When you are looking at a sea turtle, you are usually not just looking at a single organism. Sea turtles never swim alone. Many creatures live directly on or even inside a sea turtle. As for all animals, this so-called symbiotic relationship does not have to be negative for the turtle.
In a mutualistic relationship both organisms benefit from living closely together in a symbiotic relationship. We can for example observe this on cleaning stations. Different fish nibble on old skin and small creatures such as parasites living on the sea turtle. The fish gets dinner, the turtle a free surface clean!
In this type of symbiotic relationship, one organism benefits, the other is neither harmed nor helped. The most obvious hitchhikers catching a ride on a turtles shell are so called remoras. These fish use bigger sea creatures such as sharks, mantas or turtles as a taxi – even if occasionally a rather slow one.
They rest on the turtles shell, hide under them and just occasionally snatch a bit of discarded food from the turtle. We can sometimes see the turtles getting impatient with a remora, trying to shove it away with it’s flippers.
Last year, we also spotted a rather unexpected hitchhiker on one of our named green turtles called GöWi – a sea cucumber! It most likely walked onto the turtles shell when the turtle had a nap earlier. It had to cling on quite tightly when the little turtle sped up and down the reef!
The same is true for this marine snail sitting on another juvenile green turtle we know very well called Beag.
Parasites are living in or on another organism, the so-called host. The parasite benefits, while the host is harmed in the process.
Most obvious organisms living on the outside of the turtle, so-called ectoparasites, are barnacles. These are not parasites per se, but become parasitic and harmful in excessive numbers. There are different types of barnacles known from sea turtles, the glueing and embedding types.
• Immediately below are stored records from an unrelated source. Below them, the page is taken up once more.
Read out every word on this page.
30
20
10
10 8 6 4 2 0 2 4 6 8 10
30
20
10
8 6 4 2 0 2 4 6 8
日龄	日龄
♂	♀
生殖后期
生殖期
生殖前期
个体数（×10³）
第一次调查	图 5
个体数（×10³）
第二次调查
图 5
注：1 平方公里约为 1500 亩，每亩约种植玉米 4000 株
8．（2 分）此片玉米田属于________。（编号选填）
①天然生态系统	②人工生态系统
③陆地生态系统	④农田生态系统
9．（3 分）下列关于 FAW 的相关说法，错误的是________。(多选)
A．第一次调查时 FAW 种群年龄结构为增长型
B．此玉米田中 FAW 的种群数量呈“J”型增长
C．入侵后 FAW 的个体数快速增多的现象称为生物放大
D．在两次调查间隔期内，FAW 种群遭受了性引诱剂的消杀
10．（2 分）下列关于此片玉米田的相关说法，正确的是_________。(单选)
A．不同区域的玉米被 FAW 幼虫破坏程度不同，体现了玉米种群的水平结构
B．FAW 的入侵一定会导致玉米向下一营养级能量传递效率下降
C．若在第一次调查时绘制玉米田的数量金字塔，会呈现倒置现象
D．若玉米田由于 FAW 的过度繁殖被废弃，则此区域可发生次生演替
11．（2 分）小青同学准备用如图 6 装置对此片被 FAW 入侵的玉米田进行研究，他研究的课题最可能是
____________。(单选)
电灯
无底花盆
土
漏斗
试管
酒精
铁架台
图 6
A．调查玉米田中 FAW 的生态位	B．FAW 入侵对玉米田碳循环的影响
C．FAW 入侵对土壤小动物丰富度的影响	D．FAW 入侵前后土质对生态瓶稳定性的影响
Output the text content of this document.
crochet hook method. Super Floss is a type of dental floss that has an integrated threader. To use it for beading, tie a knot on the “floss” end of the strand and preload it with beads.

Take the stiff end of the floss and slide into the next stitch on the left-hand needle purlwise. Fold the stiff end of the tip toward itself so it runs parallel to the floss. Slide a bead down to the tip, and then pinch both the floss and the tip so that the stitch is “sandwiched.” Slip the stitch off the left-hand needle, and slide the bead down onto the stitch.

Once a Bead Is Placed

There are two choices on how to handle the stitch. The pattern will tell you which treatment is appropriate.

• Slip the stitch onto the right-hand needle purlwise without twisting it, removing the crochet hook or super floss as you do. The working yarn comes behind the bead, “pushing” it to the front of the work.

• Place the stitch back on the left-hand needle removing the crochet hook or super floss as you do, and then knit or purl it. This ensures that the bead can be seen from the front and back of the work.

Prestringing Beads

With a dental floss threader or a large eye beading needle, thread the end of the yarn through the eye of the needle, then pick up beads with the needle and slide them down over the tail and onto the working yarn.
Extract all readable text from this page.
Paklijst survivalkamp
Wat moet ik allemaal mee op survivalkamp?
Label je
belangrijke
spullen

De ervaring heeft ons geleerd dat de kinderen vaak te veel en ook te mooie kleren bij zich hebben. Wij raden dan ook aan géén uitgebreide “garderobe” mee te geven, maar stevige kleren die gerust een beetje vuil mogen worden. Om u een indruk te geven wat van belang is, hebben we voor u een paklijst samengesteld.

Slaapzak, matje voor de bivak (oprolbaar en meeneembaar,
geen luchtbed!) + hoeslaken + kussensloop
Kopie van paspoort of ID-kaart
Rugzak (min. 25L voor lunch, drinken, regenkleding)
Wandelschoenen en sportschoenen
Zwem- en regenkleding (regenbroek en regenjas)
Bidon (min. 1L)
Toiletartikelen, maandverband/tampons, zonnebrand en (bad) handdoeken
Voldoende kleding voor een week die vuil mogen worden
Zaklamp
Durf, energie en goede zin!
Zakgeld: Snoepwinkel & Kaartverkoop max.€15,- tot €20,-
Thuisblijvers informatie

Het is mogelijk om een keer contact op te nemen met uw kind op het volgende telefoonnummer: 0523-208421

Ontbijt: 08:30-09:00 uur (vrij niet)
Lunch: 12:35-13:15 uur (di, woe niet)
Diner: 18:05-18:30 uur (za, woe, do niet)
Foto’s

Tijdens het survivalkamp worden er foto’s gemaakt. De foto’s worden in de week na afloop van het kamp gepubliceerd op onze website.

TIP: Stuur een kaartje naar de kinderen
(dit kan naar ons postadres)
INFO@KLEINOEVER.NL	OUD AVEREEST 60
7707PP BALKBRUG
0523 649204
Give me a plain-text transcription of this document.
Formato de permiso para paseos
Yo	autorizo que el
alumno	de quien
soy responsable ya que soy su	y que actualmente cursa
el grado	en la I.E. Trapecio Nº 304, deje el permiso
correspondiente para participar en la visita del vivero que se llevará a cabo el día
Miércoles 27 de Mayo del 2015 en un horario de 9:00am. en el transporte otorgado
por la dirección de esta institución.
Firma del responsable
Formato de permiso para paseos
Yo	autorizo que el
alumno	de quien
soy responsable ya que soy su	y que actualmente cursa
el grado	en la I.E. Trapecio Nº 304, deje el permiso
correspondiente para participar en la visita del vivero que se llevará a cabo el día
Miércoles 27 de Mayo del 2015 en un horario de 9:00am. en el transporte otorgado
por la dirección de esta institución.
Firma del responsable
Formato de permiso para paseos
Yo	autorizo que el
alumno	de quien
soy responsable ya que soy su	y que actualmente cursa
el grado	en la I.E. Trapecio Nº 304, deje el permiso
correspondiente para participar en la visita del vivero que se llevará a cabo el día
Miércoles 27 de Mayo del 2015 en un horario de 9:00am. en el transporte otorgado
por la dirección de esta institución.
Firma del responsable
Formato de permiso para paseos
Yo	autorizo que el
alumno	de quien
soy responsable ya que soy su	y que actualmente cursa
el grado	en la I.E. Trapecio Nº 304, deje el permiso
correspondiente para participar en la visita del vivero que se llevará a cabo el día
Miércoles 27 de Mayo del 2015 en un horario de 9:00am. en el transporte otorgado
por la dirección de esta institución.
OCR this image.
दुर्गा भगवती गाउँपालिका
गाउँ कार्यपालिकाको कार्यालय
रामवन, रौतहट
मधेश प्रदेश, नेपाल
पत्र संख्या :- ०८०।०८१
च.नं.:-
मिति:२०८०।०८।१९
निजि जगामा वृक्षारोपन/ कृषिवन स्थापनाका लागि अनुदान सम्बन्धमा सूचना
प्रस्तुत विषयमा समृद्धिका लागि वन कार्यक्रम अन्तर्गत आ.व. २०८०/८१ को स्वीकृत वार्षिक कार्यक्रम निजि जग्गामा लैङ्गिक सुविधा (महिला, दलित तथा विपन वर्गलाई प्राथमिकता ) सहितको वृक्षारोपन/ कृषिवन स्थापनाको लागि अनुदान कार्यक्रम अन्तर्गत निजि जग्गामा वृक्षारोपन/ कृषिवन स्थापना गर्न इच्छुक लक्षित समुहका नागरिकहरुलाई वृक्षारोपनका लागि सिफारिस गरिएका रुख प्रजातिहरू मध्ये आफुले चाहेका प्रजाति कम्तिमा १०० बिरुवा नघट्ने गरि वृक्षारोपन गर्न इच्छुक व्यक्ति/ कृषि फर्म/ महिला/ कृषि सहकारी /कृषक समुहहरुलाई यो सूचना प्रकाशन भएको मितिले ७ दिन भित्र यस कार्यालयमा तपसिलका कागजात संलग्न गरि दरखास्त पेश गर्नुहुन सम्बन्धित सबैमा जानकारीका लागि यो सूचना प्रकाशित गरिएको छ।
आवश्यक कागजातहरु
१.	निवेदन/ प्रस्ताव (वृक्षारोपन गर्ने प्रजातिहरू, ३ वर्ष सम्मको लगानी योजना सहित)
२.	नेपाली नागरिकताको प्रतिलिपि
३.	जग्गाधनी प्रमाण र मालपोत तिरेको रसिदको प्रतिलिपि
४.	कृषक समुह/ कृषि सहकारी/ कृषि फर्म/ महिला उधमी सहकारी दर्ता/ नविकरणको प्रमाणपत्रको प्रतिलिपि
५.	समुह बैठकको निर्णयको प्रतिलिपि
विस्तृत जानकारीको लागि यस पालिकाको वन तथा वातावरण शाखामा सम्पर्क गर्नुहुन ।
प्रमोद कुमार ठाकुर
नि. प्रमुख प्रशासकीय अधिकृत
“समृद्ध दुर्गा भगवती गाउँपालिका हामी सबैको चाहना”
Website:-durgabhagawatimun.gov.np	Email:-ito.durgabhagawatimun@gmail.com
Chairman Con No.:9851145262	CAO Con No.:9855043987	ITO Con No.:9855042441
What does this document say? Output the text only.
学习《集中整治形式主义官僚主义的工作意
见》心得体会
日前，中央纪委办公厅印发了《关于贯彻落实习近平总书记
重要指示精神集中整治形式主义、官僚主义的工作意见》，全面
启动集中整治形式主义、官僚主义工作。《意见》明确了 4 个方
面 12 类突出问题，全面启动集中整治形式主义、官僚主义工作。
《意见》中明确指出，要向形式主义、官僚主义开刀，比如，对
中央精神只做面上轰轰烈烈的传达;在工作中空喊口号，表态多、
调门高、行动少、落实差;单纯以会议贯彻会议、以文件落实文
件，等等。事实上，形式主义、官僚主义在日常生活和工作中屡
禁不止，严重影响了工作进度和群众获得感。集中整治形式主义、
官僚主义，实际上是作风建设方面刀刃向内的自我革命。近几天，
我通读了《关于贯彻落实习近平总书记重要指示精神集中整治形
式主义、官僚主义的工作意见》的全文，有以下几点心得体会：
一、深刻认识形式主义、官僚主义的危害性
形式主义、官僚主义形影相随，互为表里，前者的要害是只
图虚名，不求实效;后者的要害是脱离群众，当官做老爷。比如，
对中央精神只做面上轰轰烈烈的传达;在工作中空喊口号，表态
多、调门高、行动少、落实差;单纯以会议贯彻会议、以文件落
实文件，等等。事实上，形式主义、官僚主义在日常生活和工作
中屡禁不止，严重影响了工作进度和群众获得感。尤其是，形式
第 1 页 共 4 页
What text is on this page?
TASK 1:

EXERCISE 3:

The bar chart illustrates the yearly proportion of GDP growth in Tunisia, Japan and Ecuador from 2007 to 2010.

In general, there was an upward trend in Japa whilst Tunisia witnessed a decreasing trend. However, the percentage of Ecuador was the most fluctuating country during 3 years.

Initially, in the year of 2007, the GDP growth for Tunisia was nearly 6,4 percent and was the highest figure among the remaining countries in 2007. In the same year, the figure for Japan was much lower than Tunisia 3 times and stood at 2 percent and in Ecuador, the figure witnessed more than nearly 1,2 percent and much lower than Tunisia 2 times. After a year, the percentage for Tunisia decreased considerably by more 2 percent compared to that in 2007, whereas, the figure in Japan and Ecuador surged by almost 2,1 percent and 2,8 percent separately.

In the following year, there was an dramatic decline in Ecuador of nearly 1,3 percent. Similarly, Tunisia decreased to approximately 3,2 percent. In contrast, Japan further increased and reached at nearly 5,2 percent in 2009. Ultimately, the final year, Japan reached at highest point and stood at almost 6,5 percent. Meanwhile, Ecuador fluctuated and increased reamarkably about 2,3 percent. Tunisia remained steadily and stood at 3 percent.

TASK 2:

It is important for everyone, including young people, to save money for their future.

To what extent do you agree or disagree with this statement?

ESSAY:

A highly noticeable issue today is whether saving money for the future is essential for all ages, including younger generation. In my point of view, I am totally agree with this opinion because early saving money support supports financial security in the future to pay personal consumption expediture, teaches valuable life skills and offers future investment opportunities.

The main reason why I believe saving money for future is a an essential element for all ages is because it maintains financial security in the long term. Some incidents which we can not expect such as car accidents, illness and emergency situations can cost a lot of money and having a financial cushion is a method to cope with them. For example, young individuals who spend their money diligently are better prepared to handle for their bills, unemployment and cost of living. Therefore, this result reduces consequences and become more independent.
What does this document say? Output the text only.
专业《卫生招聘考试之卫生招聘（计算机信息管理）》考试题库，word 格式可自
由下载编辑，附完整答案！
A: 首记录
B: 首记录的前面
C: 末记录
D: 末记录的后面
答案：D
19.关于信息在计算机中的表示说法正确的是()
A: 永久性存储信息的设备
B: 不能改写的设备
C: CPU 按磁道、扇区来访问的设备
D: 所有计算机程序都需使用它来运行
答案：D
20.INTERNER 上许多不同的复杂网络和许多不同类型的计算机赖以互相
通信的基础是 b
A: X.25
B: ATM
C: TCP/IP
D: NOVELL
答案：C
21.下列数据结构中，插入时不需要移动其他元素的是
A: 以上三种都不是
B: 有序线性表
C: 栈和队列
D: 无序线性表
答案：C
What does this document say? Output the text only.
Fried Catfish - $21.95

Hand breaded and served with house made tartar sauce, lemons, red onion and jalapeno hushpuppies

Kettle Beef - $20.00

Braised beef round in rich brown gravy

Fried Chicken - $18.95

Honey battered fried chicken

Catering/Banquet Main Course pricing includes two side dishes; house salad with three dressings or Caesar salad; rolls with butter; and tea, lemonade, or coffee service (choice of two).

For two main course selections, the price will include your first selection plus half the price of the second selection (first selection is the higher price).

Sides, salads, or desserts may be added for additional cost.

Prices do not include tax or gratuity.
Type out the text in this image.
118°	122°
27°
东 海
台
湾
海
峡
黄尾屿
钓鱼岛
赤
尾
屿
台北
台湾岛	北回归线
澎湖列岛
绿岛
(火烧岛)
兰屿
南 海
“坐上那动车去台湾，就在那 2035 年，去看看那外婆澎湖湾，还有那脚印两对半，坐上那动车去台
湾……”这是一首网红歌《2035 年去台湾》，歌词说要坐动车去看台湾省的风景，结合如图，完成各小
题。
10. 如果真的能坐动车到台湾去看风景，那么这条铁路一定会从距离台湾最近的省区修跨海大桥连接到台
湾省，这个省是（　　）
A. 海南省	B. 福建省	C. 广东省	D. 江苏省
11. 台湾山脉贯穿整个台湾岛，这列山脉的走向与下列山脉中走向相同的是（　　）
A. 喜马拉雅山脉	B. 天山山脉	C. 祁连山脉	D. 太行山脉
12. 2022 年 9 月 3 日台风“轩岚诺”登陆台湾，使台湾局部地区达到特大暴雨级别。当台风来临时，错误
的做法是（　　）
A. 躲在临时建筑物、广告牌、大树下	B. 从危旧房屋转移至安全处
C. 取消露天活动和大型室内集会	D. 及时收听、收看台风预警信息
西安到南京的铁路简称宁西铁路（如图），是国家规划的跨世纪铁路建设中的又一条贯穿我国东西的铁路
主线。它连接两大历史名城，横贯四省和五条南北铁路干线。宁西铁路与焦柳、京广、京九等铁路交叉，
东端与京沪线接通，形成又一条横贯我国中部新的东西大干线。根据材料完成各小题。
The typical barnacle uses a special substance it secretes, the ‘cement’, to glue itself onto a surface of the host. Glueing barnacles belonging to the genus Chelonibia are found on turtles, as their name already indicates (Chelonia = turtle).
Embedding barnacles infiltrate the skin or shell of the host turtle, thus causing more damage to the tissue. These barnacle wounds can also be an opening for bacteria to enter the turtles body, thus causing real illness.
Excessive barnacle cover can be a sign of general bad health of a turtle. Usually sea turtles are debilitated first, and then become covered in an extensive amount of other organisms, such as barnacles and algae.
Luckily turtles are very resilient and can sometimes recover from such infestations.
Through our photo ID program, we have been able to document the development of a hawksbill in Noonu Atoll, which recovered from very high barnacle cover and seems to be doing very well again!
What the Hitchhikers Can Tell Us
As turtles are endangered of becoming extinct, it is very important for us to know how healthy our present sea turtle populations are. Healthier populations are more likely to withstand further stress such as man-made pollution or climate change. Our photo ID program helps us monitor the presence of parasites or severely weakened turtles in certain areas.
Furthermore, the creatures living on a sea turtle might actually be able to tell us more about the origins of the turtle itself. Just like their host, the parasite also has a specific genetic code. In the future, we might be able to infer the source population of the olive ridley turtles we find entangled in ghost nets in the Maldives, without having to invasively take tissue samples from the turtle, but just by looking at the organisms living on the turtle.